Wednesday, May 15, 2013

Bi-Polar and A-Loan Again

It’s no secret that tuition has increased vastly more rapidly than the cost of living, just as financial aid has plunged. While private institutions have been slammed, particularly those with less-than-substantial endowments, state universities – the great equalizers – have really stuck it to their local students. The persistent excuse: budget deficits. “One proposed cause of increased tuition is the reduction of state and federal appropriations to colleges thus making them shift the cost over to students in the form of higher tuition. This is said to be an effective privatization of higher education. State support for public colleges and universities has fallen by about 26 percent per full-time student since the early 1990s. This has mostly applied to public universities which in 2011 for the first time have taken in more in tuition than in state funding and had the greatest increases in tuition. About 80 percent of American college students attend public institutions.” Wikipedia. Scholarships have dwindled as the reliance on student loans has soared.
We have made a collective decision to deprioritize education to save government monies just as the Asian Tigers have ramped up their dedication to educational upgrades. We are leaving a massive deficit for future generations to repay, but we are denying them the skills that they will need to make those payments. Every year, the United States is becoming less competitive, generating fewer “hard patents” that lead to job creation, even as China accelerates into the same space. If you can afford the higher tuition or qualify for student crippling student loans, you are most likely middle class or higher, leaving those at the bottom of the socio-economic spectrum with less social mobility than at any time since The Great Depression. And with the contraction of the middle class that I have repeated blogged about, the upward-moving line of demarcation between the “haves” and the “haves not” has created the greatest level of polarization in U.S. history.
Nothing screams inequality like the recent revision of government-backed student loans. We have decided to make the sins of the parents apply to their children. Certainly, prudent lending requires prudent credit checks if you are looking at loans from an objective banking perspective. That we don’t even question why students need such significant loans in the first place is, after all, merely a social issue. “The loans are known as PLUS loans and are available to parents of dependent undergraduate students, as well as graduate students. But a change in 2011 disqualified borrowers with unpaid debts over the past five years that had been referred to collection agencies or ruled as uncollectable.” Washington Post, May 5th.
Seems prudent until you realize that those most likely to have bad credit are those at the bottom of the earnings ladder, which means the poor cannot access the financial aid they need to stay in college. “A more rigorous system of credit checks has denied certain loans to parents to help with their children’s undergraduate expenses. The loans are available to all students at all schools. But the changes have had a particularly severe impact on thousands of students at historically black colleges, advocates for those schools say… ‘It’s been devastating,’ said Rep. Corrine Brown (D-Fla.) a member of the Congressional Black Caucus. ‘The loan helped bridge the gap. For students and colleges that didn’t have additional resources, those students had to go home. And to me, that’s just unacceptable.’…

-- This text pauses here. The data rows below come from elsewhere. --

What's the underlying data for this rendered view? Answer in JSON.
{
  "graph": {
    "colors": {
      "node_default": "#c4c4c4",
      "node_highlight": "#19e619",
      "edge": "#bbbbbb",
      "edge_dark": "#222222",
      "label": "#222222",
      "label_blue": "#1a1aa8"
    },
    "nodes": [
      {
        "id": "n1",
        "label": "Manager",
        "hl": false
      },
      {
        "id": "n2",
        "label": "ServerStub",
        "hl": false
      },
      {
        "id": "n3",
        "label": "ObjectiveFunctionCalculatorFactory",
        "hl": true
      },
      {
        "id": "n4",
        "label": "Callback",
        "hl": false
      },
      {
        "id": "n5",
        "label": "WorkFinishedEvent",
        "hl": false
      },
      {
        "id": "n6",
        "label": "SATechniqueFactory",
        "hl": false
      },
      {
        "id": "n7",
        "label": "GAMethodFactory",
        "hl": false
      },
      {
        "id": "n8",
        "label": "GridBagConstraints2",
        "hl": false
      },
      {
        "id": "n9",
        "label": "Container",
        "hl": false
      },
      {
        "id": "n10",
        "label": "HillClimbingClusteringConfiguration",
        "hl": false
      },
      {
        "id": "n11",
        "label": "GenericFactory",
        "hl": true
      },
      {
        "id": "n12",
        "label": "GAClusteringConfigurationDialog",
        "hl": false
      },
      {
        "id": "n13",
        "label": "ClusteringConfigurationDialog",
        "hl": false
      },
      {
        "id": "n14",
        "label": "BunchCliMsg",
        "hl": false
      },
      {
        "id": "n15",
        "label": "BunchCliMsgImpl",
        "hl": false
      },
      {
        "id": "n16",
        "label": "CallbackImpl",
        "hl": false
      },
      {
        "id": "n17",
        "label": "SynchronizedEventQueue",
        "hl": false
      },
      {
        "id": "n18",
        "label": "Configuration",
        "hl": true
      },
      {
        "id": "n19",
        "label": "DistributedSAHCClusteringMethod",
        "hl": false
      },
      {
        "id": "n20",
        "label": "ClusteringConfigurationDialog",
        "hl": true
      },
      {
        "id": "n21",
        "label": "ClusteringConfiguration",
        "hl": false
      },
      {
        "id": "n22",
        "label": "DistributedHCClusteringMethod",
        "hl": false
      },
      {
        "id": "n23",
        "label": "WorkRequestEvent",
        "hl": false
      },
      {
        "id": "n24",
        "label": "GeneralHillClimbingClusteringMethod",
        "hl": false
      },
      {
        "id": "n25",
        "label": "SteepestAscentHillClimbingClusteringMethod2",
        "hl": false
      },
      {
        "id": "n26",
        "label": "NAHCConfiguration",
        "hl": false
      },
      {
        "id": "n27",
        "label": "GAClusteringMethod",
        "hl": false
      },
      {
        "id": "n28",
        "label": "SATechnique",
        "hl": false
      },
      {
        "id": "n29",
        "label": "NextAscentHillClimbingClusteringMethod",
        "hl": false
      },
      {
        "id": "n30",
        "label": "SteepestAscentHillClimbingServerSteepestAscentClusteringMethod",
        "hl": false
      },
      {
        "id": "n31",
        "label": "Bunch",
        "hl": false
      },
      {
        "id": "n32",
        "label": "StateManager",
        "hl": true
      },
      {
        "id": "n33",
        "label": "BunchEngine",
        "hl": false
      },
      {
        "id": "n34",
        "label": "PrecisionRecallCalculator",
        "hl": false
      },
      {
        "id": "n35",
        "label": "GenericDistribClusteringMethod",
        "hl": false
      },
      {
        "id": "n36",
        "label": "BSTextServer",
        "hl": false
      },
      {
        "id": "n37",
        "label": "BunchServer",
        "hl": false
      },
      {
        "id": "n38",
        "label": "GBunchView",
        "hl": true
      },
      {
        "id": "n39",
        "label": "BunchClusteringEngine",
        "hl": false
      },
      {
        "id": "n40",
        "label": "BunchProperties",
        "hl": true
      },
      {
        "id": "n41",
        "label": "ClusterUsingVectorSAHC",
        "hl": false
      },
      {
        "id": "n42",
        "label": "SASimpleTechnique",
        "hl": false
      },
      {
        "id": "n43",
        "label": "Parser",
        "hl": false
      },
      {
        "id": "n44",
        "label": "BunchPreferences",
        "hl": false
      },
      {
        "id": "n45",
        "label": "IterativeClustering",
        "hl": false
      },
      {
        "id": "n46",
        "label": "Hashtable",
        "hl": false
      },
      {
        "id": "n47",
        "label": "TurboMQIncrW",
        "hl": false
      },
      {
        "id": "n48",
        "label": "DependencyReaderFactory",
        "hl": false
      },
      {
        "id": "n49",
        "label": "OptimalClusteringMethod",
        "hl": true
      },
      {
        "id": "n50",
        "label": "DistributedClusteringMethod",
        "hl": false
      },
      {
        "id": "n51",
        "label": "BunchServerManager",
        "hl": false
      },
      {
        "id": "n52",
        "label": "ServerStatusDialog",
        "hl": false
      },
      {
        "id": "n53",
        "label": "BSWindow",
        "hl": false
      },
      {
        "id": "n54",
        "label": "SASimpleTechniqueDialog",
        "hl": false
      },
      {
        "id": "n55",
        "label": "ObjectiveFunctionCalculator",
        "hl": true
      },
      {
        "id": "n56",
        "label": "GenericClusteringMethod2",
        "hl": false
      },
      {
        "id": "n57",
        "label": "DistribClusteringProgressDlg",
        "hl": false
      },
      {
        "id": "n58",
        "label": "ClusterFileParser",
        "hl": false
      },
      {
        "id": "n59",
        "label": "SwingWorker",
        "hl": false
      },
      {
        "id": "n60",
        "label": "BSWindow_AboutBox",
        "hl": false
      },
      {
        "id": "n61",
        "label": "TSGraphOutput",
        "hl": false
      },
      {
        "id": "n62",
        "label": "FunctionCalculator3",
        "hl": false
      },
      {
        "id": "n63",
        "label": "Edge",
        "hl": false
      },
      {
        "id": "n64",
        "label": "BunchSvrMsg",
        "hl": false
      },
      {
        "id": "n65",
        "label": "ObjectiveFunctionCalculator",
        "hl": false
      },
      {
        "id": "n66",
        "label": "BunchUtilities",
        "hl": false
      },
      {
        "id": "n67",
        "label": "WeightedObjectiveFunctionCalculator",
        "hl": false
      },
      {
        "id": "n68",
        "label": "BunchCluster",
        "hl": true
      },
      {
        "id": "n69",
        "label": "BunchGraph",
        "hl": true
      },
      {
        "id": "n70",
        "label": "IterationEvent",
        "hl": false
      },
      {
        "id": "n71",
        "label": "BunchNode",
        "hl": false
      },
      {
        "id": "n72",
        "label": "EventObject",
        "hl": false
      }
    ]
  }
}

“Parents of nearly 15,000 students were denied PLUS loans as of last fall, with only 1,900 cases reversed on appeal, according to the National Association for Equal Opportunity in Higher Education, an umbrella organization for black colleges known as NAFEO. The loan issue was a major topic at a recent association conference in Washington… Brown said figures provided to her by the Department of Education show that as of February, parents of about 28,000 students at historically black colleges had been denied PLUS loans. Among all schools and students, 400,000 PLUS loan applications were denied as a result of the stiffer credit criteria, according to Brown.
“Among the historically black colleges, North Carolina Central University in Durham had 609 denials of PLUS loans, the largest amount, according to data from NAFEO… The group reported loan denials at other schools, including 607 at Howard University in Washington; 569 at Florida A&M University in Tallahassee; 528 at Prairie View A&M University in Texas; 448 at South Carolina State University in Columbia; 407 at North Carolina A&T University in Greensboro; 260 at Shaw University in Raleigh, N.C.; 130 at Kentucky State University in Frankfort; and 66 at Fayetteville State University in Fayetteville, N.C.” The Post. Escaping the lower classes is hard enough without making the burden that much more difficult.
We have no problem maintaining a military that is responsible for 41% of the world’s military expenditures or the massive waste inherent in our airport and harbor security through Homeland Security’s TSA force (hey, they may have a minor impact on in-air terrorism, but what stops a monster with explosives in his/her suitcase in the check-in line?!). If the quality of life for so many Americans is falling like a stone – average real earnings have fallen consistently since 2002 significantly contracting the middle class – what exactly are we protecting? It’s really a question of priorities, and ours are completely self-defeating.
I’m Peter Dekom, and what will future generations think of those of us who let this horrific nation-killing lack of needed priorities happen?